The first time I set foot in Acadia National Park, in the early 1970s, I was little more than a toddler and the park was not yet 60 years old.
Since then, over the past four decades, I’ve done more things in the park than I can count.
When I was young, hikes and picnics at Acadia with my parents and their houseguests were a regular summer event. The summits of Penobscot, Norumbega, Beech and Parkman mountains were our usual targets, as were the blueberry bushes we passed along the way. Often, when our hikes ended, we had an extra handful or two of blueberries that we would bring back to the house and drop into our pancake batter the next morning.

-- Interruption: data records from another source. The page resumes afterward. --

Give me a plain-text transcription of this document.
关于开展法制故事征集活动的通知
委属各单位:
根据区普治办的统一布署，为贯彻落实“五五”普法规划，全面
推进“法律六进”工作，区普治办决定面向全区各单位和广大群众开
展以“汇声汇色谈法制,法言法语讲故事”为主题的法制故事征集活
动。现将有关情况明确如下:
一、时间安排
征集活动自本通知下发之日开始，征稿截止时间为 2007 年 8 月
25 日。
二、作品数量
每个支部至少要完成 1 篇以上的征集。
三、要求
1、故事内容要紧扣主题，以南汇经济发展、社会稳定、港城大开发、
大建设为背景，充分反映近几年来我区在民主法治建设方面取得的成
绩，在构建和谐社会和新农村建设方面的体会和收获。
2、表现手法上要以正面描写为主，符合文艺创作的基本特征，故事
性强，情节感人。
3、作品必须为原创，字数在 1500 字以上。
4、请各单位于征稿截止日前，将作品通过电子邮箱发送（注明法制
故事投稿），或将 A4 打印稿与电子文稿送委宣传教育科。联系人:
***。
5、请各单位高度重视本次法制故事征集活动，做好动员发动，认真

Later, during summers off from college, I worked as a cook at the Jordan Pond House (which was rebuilt after a devastating 1979 fire). For two years in a row, in 1989 and 1990, I made more popovers than I could count. I can still remember the recipe for the large batches of batter that were made daily: 50 eggs, a gallon and a half of milk, six pounds of flour (plus salt and baking soda). Don’t try that recipe at home.
As a visitor to the park, I’ve swam in Echo Lake, gone cross-country skiing and biking down its carriage paths, snowshoed on its hiking trails, and ice-skated along frozen Northeast Creek. I’ve seen the aurora borealis shimmering in the night sky above Sargent Mountain, jumped into crashing waves at Sand Beach, and camped under the stars at Isle Au Haut.
Some of the most vivid memories I have of Acadia, however, are from its most remote corner: Baker Island.
Baker Island, part of the town of Cranberry Isles, lies more than three miles off Mount Desert Island. It is round in shape, 123 acres in size, and has striking views of the mountains of Mount Desert Island. Unlike Isle Au Haut, the island is uninhabited, with the exception of two small, privately owned seasonal cabins that may or may not get a handful of overnight visitors each year.
It wasn’t always that way. In the early 19th century, Baker was settled by William and Hannah Gilley, the descendants of whom remained on the island year-round through the 1920s. The original Gilley family homestead still exists on the island, boarded up to prevent entry. A lighthouse that was automated in the 1950s stands on the high point at the island’s center.
Aside from the dwellings, a few gravestones mark where members of the Gilley family or those of lightkeepers stationed on the island were buried decades ago.
Like most islands, Baker is accessible only by boat. There is a rocky bar connecting Baker to Little Cranberry Island that is exposed at low tide but it’s wet and slippery. Walking across the bar between the islands is ill-advised.
On Trotter family picnic excursions to Baker, we would tow a dinghy behind our motor boat to the island and then drop anchor off the island’s north shore. From there, we would row to a nearby cobblestone beach, making several short trips back and forth to get everyone on dry land.
From there, we would walk up the path through the meadow that was the focal point of the fragile hamlet. We’d stroll past the three remaining houses, past the lighthouse and into the woods, following the trail to the south-facing beach of boulders known as “The Dance Floor,” so named because of the broad spans of flat granite where picnicking rusticators reportedly held summer dances in the 1800s.
My family and I did not dance. We ate and got wet. The swells crashing on the south side of the island sprayed water over the rocks, soaking some of us and creating a mist for others that would cool us off from the summer heat as we digested our sandwiches and cookies. I remember crawling under some of the large boulders strewn along the shore, sheltering from the sun in the shady, cave-like nooks between the massive stones.
After we decided we had enough, we’d hike back across the island, row out to our anchored boat and motor back home to the other side of Little Cranberry.
It has been several years since I last journeyed out to Baker Island, and I’m overdue for another visit. The park completed a tree-removal project on the island a few years ago, but I am sure it remains the way I remember it — remote, scenic, and carefully preserved to give its visitors a hint of what life once was like on the rocky edge of civilization.